Greil Marcus war für diese Entwicklung mit Sicherheit ein Pionier. In den 90er Jahren erschien sein Werk bei Rogner & Bernhard, exklusiv vertrieben bei 2001, wunderbar gestaltete und (meist von Fritz Schneider) brillant übersetzte Bücher, die vor allem in Deutschland zurecht große Erfolge feiern konnten. Marcus ist mittlerweile bei größeren Verlagen gelandet, schreibt aber immer noch wegweisende Bücher: sein Essay über Dylans „Like A Rolling Stone“ etwa oder seine hierzulande leider untergegangene Studie über Van Morrison. Nun erscheint sein neues Buch Three Songs, Three Singers, Three Nations. Amerika in drei Liedern, diesmal bei Wilhelm Fink, und ein weiteres Mal nimmt er den Leser mit auf die Reise in eine amerikanische Gegenrealität, in der Geschichte anhand von Popmusik erklärt und interpretiert wird.

Drei Songs, Dylans „Ballad of Hollis Brown“ und zwei Blues-Klassiker, „Last Kind Words Blues“ von Geeshie Wiley sowie „I Wish I Was A Mole In The Ground“ von Bascom Lamar Lunsford (zu dem Marcus bereits in früheren Werken geschrieben hat), erklären dem Leser Amerika aus einer alternativen Sicht. Marcus schlägt, wie gewohnt, vergessene Nebenstraßen ein, verweigert sich den großen Highways und durchforstet (um in seiner eigenen Metapher zu bleiben) den Mülleimer der Geschichte nach Vergessenem, aber dennoch für das Verständnis der Gegenwart Essenziellem.

Auch Jens Balzers Aufsatzsammlung Pop. Ein Panorama der Gegenwart ist der Versuch, dem Phänomen auf essaystischem Wege nachzugehen. Balzer hat sich in den letzten Jahren in den deutschen Feuilletons einen Namen gemacht, weil er, ebenso wie Marcus, nicht die ausgetrampelten Pfade beschreitet, die lange Zeit den (eigentlich nicht vorhandenen) Pop-Diskurs in den deutschen Tages- und Wochenzeitungen dominiert haben (und es leider in großen Teilen immer noch tun).

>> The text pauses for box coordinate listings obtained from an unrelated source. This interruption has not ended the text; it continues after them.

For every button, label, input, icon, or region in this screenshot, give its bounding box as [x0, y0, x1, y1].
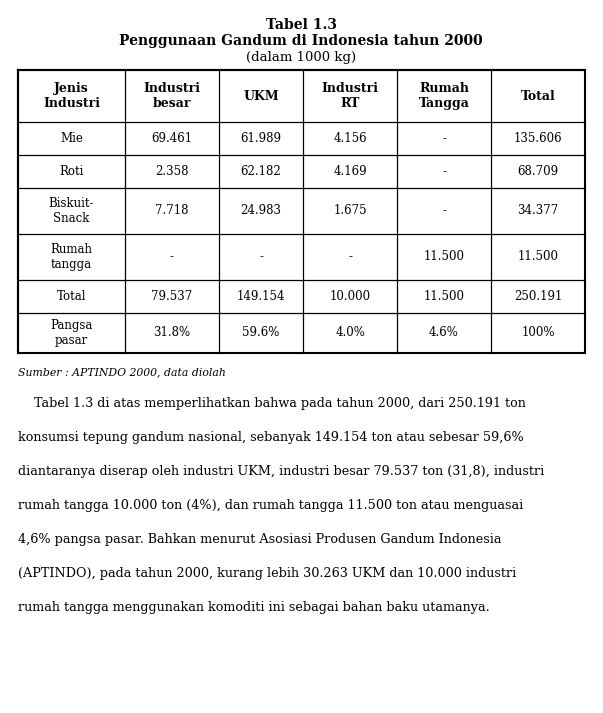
Text: konsumsi tepung gandum nasional, sebanyak 149.154 ton atau sebesar 59,6%: konsumsi tepung gandum nasional, sebanya… — [18, 431, 524, 444]
Text: 69.461: 69.461 — [151, 132, 192, 145]
Text: 24.983: 24.983 — [241, 205, 282, 217]
Text: 11.500: 11.500 — [423, 290, 464, 303]
Text: 2.358: 2.358 — [155, 165, 189, 178]
Text: rumah tangga 10.000 ton (4%), dan rumah tangga 11.500 ton atau menguasai: rumah tangga 10.000 ton (4%), dan rumah … — [18, 499, 523, 512]
Text: 4.6%: 4.6% — [429, 327, 459, 339]
Text: Tabel 1.3 di atas memperlihatkan bahwa pada tahun 2000, dari 250.191 ton: Tabel 1.3 di atas memperlihatkan bahwa p… — [18, 397, 526, 410]
Text: 11.500: 11.500 — [517, 250, 558, 264]
Text: (dalam 1000 kg): (dalam 1000 kg) — [246, 51, 356, 64]
Text: -: - — [170, 250, 174, 264]
Text: -: - — [442, 165, 446, 178]
Text: 34.377: 34.377 — [517, 205, 558, 217]
Text: -: - — [442, 132, 446, 145]
Text: (APTINDO), pada tahun 2000, kurang lebih 30.263 UKM dan 10.000 industri: (APTINDO), pada tahun 2000, kurang lebih… — [18, 567, 516, 580]
Text: 4.156: 4.156 — [333, 132, 367, 145]
Text: 10.000: 10.000 — [329, 290, 371, 303]
Text: 7.718: 7.718 — [155, 205, 189, 217]
Text: -: - — [348, 250, 352, 264]
Text: Total: Total — [57, 290, 86, 303]
Text: 135.606: 135.606 — [514, 132, 563, 145]
Text: 68.709: 68.709 — [517, 165, 558, 178]
Text: 100%: 100% — [521, 327, 555, 339]
Text: Pangsa
pasar: Pangsa pasar — [50, 319, 93, 347]
Text: 4.0%: 4.0% — [335, 327, 365, 339]
Text: Industri
besar: Industri besar — [144, 82, 200, 110]
Text: diantaranya diserap oleh industri UKM, industri besar 79.537 ton (31,8), industr: diantaranya diserap oleh industri UKM, i… — [18, 465, 545, 478]
Text: Industri
RT: Industri RT — [321, 82, 379, 110]
Text: 11.500: 11.500 — [423, 250, 464, 264]
Text: 31.8%: 31.8% — [153, 327, 191, 339]
Text: 250.191: 250.191 — [514, 290, 562, 303]
Text: 59.6%: 59.6% — [242, 327, 280, 339]
Text: 149.154: 149.154 — [237, 290, 285, 303]
Text: 79.537: 79.537 — [151, 290, 192, 303]
Text: Biskuit-
Snack: Biskuit- Snack — [49, 197, 94, 225]
Text: 1.675: 1.675 — [333, 205, 367, 217]
Text: Rumah
Tangga: Rumah Tangga — [418, 82, 470, 110]
Text: Tabel 1.3: Tabel 1.3 — [265, 18, 336, 32]
Text: rumah tangga menggunakan komoditi ini sebagai bahan baku utamanya.: rumah tangga menggunakan komoditi ini se… — [18, 601, 490, 614]
Text: Penggunaan Gandum di Indonesia tahun 2000: Penggunaan Gandum di Indonesia tahun 200… — [119, 34, 483, 48]
Text: Total: Total — [520, 90, 555, 103]
Text: 61.989: 61.989 — [241, 132, 282, 145]
Text: Mie: Mie — [60, 132, 83, 145]
Text: 4,6% pangsa pasar. Bahkan menurut Asosiasi Produsen Gandum Indonesia: 4,6% pangsa pasar. Bahkan menurut Asosia… — [18, 533, 502, 546]
Text: -: - — [442, 205, 446, 217]
Text: Roti: Roti — [59, 165, 84, 178]
Bar — [18, 70, 585, 353]
Text: -: - — [259, 250, 263, 264]
Text: Jenis
Industri: Jenis Industri — [43, 82, 100, 110]
Text: 62.182: 62.182 — [241, 165, 282, 178]
Text: 4.169: 4.169 — [333, 165, 367, 178]
Text: UKM: UKM — [243, 90, 279, 103]
Text: Rumah
tangga: Rumah tangga — [51, 243, 92, 271]
Text: Sumber : APTINDO 2000, data diolah: Sumber : APTINDO 2000, data diolah — [18, 367, 226, 377]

Denn das große Problem ist natürlich, anders als beim öffentlichen Diskurs über Literatur, das immer noch den Artikeln über Popmusik implizite Bedürfnis, dem Leser erst noch einmal alles von Grund auf erklären zu müssen; ein Phänomen, dem man etwa in einschlägigen Musikzeitschriften natürlich nicht begegnet, da hier einem Publikum der Eingeweihten gepredigt wird. Dies führt zu einer ähnlichen Schieflage wie auch beim anfangs erwähnten wissenschaftlichen Pop-Diskurs: Erst wenn alles minutiös erklärt ist, kann man – sollte noch Platz sein – zu einem Deutungsversuch kommen. Balzer, und das stellt die vorliegende Essaysammlung unter Beweis, ignoriert diesen Duktus und schreibt einfach aus subjektiver Perspektive über Pop-Phänomene, die ihm persönlich bedeutsam erscheinen. Daher liest man hier nicht nur von einer abgedrehten Drone-Band wie Sunn O))), sondern auch von Helene Fischer.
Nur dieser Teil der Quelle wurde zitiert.